Agentic software delivery governance
Useful for
Introduction
Agents used by the delivery team need a different governance model from AI models embedded in the product. Delivery agents may not be part of the customer-facing service, but they can still create risk because they may read code, write code, inspect logs, summarise documents, generate infrastructure changes or draft customer-facing material.
The company should decide what delivery agents are allowed to see and do. There is a big difference between an agent summarising public documentation and an agent reading production logs, customer data, secrets or incident records.
Delivery boundaries
Useful boundaries include:
- Which agent tools can be used by staff.
- Whether source code can be shared with external AI services.
- Whether customer data or PII can be used in delivery prompts.
- Whether production logs can be pasted into an agent.
- Agent access to repositories and documentation.
- Agent access to secrets.
- Whether delivery prompts are retained and where.
- How agent-generated code, infrastructure or policy changes are reviewed.
- How decision records help agents understand context.
Review and accountability
Agent-generated work still needs human accountability. If an agent writes code, changes infrastructure, drafts a policy or suggests a customer response, a person should own the decision to accept it.
The review model does not need to be heavy. It should be clear:
- What can an agent do without approval?
- What requires pull request review?
- What requires a human decision record?
- What must never be delegated to an agent?
- How are mistakes traced and corrected?
For software delivery, the key principle is that agents can accelerate work but should not silently change the control position. Code still needs review. Infrastructure still needs traceability. Security compromises still need decision records. Production changes still need an accountable owner.
Why decision records matter
Agents are only useful if they can understand context. Source-controlled decision records give agents and people the same memory: why Azure was chosen, why the POC is throwaway, why a security compromise was accepted, and what must be revisited before Pilot or Production.
Without decision records, agents infer intent from code. That is fragile. The code shows what exists; the decision record explains why.
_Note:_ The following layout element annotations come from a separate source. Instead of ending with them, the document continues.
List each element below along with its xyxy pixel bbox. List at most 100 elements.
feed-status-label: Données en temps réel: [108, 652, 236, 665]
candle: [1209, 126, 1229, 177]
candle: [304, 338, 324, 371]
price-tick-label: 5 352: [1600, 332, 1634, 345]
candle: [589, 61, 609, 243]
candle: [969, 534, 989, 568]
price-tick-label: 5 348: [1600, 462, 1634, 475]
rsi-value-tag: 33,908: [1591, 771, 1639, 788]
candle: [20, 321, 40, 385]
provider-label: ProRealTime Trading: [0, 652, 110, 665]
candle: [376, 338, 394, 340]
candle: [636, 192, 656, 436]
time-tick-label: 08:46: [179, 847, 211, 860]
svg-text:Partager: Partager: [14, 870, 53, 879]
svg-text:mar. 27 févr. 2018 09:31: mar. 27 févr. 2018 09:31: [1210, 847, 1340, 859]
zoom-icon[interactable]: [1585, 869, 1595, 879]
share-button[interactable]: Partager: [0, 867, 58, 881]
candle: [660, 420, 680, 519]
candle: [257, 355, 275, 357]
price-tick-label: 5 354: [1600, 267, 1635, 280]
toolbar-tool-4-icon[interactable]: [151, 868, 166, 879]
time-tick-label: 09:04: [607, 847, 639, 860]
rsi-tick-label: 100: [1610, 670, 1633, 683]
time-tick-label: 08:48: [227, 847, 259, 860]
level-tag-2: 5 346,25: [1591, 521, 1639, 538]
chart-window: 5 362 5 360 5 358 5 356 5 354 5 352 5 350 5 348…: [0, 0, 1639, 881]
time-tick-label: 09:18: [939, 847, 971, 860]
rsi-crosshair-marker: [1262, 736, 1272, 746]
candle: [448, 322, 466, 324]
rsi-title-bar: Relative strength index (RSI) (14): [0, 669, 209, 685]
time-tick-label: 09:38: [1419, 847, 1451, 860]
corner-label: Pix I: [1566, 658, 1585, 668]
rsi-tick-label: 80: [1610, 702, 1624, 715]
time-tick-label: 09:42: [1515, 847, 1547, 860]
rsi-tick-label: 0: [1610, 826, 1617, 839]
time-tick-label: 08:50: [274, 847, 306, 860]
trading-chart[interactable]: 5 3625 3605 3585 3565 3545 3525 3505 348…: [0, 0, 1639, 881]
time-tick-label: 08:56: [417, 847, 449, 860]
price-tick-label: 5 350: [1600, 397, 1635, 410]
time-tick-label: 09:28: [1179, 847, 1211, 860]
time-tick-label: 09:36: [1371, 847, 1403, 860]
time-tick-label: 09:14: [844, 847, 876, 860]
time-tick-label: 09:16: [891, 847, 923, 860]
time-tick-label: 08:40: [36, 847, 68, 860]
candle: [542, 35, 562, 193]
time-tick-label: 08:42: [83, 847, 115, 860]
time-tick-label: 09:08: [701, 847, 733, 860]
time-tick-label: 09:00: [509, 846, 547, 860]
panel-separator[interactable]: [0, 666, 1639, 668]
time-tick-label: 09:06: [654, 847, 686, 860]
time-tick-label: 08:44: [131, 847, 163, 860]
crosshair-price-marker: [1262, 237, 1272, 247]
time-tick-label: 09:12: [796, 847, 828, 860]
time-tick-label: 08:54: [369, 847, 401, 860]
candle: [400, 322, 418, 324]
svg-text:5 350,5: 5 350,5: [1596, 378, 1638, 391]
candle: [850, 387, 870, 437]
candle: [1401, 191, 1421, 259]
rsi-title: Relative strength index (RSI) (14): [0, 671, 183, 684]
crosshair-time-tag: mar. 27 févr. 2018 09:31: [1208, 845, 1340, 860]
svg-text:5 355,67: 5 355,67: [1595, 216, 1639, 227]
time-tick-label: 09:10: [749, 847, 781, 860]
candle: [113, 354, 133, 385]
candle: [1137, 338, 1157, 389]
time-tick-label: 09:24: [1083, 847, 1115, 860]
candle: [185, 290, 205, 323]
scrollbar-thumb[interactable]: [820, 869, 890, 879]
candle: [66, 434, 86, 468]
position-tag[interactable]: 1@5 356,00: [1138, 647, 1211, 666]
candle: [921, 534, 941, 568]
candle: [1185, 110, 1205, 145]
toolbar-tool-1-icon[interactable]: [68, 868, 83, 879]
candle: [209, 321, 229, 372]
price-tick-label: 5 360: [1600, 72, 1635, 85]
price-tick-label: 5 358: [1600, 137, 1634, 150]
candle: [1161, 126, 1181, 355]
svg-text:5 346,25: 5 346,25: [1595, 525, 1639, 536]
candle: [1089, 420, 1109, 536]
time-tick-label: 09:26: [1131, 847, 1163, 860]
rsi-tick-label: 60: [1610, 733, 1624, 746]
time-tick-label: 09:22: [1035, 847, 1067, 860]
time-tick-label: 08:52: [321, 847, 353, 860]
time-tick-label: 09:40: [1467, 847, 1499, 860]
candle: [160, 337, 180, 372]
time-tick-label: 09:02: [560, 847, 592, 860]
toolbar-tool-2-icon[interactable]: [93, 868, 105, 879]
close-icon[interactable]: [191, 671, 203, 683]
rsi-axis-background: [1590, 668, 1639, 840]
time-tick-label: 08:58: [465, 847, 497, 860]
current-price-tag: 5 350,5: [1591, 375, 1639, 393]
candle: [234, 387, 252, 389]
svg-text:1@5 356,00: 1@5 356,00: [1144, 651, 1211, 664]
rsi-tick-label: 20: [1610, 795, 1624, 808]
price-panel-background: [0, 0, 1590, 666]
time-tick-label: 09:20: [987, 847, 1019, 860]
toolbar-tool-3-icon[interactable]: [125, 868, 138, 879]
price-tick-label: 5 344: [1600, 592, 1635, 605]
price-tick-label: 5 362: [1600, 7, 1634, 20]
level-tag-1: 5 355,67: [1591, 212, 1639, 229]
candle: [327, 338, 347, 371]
How this evolves as the company grows
- At POC, keep agent-assisted delivery visible: record prompts, generated changes and review notes where they affect code or infrastructure.
- At Pilot, make sure agent changes are traceable through repositories, pull requests and release notes because external users may be affected.
- At Production, agent output should support controlled change rather than bypass it: approvals, rollback evidence and release quality still matter.
- As the company scales, use agents to monitor delivery drift, dependency risk and repeatability, while keeping people accountable for accepted risk.
What an agent should look for
- Are agent-generated changes traceable?
- Is human accountability clear for accepted risk?
- Can delivery evidence be reviewed later by people and agents?
What good looks like
The company can explain the decision, show the evidence behind it and identify the next point where the control needs to mature.